The Financial Data Exchange (FDX) is closing the year with its latest release that includes a myriad of technical standards and updates to the existing specification that have now been launched into the financial services marketplace.

“FDX’s fall release is another milestone and proof point of how FDX continues to deliver on its promise to unify the financial industry around secure, common, interoperable and royalty-free standards for user-permissioned data sharing and open finance,” FDX managing director Don Cardinal said in a news release.

“While this release represents many technical components of consumer data sharing and open finance, the end result is a more robust, secure and transparent way forward for consumers to understand, leverage and benefit from their own financial data and improve their financial lives,” Cardinal added. 

The components of the latest FDX release include:

— FDX API version 4.5: This latest version of FDX API includes new features that improve account number security via an optional use of tokenized data for payments and improves the data quality for use cases such as lending via expanded account holder information fields.

— User Experience (UX) Guidelines version 1.0: This first iteration of the FDX UX Guidelines provide implementers of the FDX API with clear direction for designing permissioning processes for end-users to grant consent to access their financial data. Based in extensive user research and drawing on the collective expertise of our members, the documentation describes the concepts of financial data sharing, data flow and data clusters, followed by specific guidelines to ensure that the data sharing user experience will increasingly be a consistent, familiar, and friction-free process.

— Personal Financial Management (PFM) Use Case: Developed after months of consultation among FDX members, this first FDX defined use case provides end-users with access to data they need to manage their personal finances while ensuring data minimization so that only necessary data is shared. Specifically, the PFM Use Case defines the minimum required data elements consumers must share to power personal financial management apps and services without sharing additional unneeded financial data.

FDX plans to approve and certify additional use cases in the future such as credit management and servicing, account verification and tax preparation.

— Taxonomy of Permissioned Data Sharing: FDX is providing this set of common data sharing terminology to align industry stakeholders and help regulators and policymakers better understand and define the various roles and perspectives within the user-permissioned financial data ecosystem.

The taxonomy also includes comparison of similar terminology defined by regulators, policymakers, and other financial services industry bodies.

— FDX Financial-Grade API Security Specification version 3.2: Adopted from globally recognized FAPI v1 standard from OpenID Foundation, this Security Specification aims to provide specific implementation guidelines for online financial services to adopt by developing a REST/JSON data model protected by a highly secured OAuth profile.

— Control Considerations version 3.2: This documentation represents a reference architecture addressing security, and fraud concerns in user-permissioned financial data exchange between financial institutions (data providers), data aggregators (data access platforms) and fintech applications and services (data recipients).
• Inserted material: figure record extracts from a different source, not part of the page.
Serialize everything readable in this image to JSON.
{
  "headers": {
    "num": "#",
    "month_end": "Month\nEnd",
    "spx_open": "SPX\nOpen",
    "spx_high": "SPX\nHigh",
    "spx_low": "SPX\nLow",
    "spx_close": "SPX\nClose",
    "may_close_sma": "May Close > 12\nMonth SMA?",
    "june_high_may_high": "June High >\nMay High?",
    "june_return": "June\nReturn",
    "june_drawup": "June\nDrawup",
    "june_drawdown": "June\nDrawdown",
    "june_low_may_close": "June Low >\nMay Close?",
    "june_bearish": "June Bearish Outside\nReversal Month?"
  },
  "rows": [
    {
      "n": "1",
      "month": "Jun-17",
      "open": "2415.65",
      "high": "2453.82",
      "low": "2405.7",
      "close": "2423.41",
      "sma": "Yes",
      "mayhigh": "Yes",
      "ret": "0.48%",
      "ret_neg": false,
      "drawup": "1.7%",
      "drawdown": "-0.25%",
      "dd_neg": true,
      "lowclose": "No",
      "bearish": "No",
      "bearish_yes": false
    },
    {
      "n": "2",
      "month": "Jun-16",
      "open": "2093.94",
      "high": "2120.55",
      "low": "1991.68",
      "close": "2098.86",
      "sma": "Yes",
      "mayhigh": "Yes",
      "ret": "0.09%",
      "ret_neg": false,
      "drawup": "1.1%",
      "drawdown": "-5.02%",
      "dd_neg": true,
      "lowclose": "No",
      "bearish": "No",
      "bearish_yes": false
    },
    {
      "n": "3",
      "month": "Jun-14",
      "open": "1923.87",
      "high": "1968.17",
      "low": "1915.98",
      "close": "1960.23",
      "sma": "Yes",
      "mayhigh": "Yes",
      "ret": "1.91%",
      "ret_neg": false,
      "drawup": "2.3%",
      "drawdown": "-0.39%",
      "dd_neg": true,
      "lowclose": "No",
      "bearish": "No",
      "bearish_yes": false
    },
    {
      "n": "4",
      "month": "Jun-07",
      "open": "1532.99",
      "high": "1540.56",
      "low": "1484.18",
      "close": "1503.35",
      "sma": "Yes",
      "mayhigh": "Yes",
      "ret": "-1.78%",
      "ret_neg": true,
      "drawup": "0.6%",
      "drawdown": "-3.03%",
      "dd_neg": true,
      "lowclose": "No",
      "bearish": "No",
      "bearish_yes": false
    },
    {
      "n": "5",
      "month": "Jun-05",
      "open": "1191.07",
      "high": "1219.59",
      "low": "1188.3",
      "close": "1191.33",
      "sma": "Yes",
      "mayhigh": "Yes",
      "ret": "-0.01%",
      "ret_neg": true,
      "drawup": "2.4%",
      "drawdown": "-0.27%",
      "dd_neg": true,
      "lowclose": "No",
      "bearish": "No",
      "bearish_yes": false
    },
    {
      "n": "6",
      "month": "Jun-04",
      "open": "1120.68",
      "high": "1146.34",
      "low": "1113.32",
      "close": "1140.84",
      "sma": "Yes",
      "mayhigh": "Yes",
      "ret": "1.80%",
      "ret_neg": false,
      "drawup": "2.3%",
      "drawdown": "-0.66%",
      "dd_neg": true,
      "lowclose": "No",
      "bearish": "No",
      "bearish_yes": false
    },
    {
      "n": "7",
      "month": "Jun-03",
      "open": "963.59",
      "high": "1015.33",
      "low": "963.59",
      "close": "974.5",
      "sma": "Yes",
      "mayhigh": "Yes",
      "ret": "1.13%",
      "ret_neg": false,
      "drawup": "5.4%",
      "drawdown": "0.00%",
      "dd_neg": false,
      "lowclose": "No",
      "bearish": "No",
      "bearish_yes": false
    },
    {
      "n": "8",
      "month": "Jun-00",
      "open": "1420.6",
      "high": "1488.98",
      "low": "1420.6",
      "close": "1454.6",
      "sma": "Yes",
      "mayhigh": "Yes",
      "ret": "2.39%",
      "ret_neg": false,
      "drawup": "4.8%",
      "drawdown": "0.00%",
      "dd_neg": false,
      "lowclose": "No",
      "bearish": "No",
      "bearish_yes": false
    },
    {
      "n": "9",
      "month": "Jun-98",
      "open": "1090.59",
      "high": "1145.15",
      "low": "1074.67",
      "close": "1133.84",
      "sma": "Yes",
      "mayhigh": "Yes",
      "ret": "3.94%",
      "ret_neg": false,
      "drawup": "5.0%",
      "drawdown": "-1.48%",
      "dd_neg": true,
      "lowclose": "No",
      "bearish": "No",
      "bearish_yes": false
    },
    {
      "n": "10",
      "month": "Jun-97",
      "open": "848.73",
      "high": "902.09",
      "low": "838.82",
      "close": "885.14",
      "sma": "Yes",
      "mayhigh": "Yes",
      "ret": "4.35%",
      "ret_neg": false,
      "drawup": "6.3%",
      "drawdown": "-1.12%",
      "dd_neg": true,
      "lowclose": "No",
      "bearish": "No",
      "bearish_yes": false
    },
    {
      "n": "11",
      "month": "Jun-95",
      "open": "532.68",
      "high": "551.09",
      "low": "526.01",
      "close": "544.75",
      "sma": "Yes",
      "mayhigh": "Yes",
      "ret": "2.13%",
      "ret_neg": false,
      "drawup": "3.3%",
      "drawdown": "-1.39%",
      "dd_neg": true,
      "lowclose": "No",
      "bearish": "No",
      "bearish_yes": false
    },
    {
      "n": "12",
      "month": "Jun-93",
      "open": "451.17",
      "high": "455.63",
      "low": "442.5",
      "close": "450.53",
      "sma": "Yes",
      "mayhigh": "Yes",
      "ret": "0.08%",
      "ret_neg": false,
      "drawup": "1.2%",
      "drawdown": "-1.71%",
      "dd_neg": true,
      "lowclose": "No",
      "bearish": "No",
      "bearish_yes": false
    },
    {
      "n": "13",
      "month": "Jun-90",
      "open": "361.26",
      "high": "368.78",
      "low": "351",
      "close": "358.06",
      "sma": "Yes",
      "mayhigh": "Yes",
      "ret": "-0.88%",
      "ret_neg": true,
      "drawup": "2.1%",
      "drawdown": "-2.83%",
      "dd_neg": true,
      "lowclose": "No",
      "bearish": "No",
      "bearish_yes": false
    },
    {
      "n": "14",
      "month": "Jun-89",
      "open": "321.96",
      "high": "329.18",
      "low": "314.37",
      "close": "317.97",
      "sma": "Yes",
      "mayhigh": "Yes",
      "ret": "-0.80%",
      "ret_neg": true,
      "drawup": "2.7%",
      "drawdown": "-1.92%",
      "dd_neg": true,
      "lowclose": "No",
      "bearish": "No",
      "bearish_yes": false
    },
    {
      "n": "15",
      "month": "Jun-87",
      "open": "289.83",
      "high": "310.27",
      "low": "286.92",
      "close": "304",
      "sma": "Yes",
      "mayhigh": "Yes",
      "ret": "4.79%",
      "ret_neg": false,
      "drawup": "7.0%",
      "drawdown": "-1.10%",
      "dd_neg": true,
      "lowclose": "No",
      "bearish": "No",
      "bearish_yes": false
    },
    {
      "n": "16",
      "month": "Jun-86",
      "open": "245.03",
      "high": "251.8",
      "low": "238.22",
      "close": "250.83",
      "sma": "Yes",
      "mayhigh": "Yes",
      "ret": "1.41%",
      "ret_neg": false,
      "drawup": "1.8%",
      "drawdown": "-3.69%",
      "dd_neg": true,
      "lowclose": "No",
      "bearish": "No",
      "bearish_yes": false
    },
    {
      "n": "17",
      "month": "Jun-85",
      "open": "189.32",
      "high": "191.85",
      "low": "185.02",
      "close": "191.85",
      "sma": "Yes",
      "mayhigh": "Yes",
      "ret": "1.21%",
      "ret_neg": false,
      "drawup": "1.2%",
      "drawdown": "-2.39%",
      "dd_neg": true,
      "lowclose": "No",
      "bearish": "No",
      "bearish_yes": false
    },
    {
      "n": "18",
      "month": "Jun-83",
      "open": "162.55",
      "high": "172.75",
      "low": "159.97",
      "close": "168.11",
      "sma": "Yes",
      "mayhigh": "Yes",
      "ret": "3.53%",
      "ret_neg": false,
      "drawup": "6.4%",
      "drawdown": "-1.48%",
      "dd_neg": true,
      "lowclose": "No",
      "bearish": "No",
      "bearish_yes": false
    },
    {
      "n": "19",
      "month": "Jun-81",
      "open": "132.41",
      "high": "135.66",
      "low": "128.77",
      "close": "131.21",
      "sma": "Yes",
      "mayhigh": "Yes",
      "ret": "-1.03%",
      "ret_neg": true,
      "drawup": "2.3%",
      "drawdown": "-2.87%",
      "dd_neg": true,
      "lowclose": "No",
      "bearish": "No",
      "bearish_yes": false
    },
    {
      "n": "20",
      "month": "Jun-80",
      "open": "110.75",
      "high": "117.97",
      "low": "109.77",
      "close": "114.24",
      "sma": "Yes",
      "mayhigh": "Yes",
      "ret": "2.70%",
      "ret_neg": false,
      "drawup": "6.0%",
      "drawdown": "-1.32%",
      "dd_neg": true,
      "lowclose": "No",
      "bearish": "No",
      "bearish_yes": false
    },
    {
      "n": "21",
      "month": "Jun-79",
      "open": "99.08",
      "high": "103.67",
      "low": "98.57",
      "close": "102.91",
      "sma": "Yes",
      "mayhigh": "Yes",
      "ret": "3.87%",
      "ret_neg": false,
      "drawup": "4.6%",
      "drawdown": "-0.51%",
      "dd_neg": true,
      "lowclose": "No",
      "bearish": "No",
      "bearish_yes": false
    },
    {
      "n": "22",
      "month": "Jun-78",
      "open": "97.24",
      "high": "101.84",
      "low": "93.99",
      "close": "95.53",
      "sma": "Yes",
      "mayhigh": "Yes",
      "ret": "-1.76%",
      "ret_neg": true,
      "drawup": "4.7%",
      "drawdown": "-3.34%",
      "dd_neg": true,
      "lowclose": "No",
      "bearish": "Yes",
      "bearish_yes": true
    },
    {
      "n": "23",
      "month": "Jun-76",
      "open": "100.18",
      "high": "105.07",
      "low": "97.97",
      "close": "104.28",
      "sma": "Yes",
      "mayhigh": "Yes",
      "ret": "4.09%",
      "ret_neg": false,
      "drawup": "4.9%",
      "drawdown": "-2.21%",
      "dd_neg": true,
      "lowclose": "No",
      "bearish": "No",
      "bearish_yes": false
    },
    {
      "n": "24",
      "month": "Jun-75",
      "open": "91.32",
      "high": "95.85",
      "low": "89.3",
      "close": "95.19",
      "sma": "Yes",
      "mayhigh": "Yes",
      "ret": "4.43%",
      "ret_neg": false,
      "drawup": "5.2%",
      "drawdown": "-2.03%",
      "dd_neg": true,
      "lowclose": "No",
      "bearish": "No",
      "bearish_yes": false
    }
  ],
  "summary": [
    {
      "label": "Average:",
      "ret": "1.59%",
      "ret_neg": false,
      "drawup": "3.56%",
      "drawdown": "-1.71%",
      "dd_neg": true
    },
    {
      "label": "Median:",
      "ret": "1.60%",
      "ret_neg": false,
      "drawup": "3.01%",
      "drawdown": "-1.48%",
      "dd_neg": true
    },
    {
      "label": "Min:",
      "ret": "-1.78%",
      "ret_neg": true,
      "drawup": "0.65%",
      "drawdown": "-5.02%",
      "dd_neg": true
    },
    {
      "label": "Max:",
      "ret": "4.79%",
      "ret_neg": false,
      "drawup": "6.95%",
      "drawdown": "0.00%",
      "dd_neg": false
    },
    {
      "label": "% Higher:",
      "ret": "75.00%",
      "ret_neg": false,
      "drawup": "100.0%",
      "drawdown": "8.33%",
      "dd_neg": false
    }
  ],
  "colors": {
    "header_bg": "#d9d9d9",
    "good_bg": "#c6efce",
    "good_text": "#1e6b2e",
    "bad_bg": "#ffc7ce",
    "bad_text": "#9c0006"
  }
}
FDX explained this reference architecture will better align security, risk, cost, fraud and user-experience with consumer expectations to be able to view and manage all their financial relationships in one convenient location. Specifically, version 3.2 includes guidelines for application-level encryption in data transmission and updated references to FIDO 2.0 — a design pattern for direct authentication of end-user via mechanisms such as biometrics.

— Foundational Requirements version 1.0: The document covers operational quality requirements that data providers must meet to apply for a FDX use case certification. The document covers availability, performance, and security requirements, and is part of a series of certification documents that will outline the FDX certification requirements.

All FDX releases originate with work by FDX’s global array of members from across the financial industry spectrum in FDX’s committees, working groups and task forces to arrive at technical standards for the entire financial services industry.

This week’s release was approved by the FDX board of directors in September and completed satisfaction of a 60-day objection period.

“The standards, products and updates contained in today’s release represent the best of financial industry collaboration and offer critical guidance and industry-led standardization that will deliver a more consumer-centric, secure and transparent open finance data sharing experience for consumers,” FDX’s director of product Dinesh Katyal said.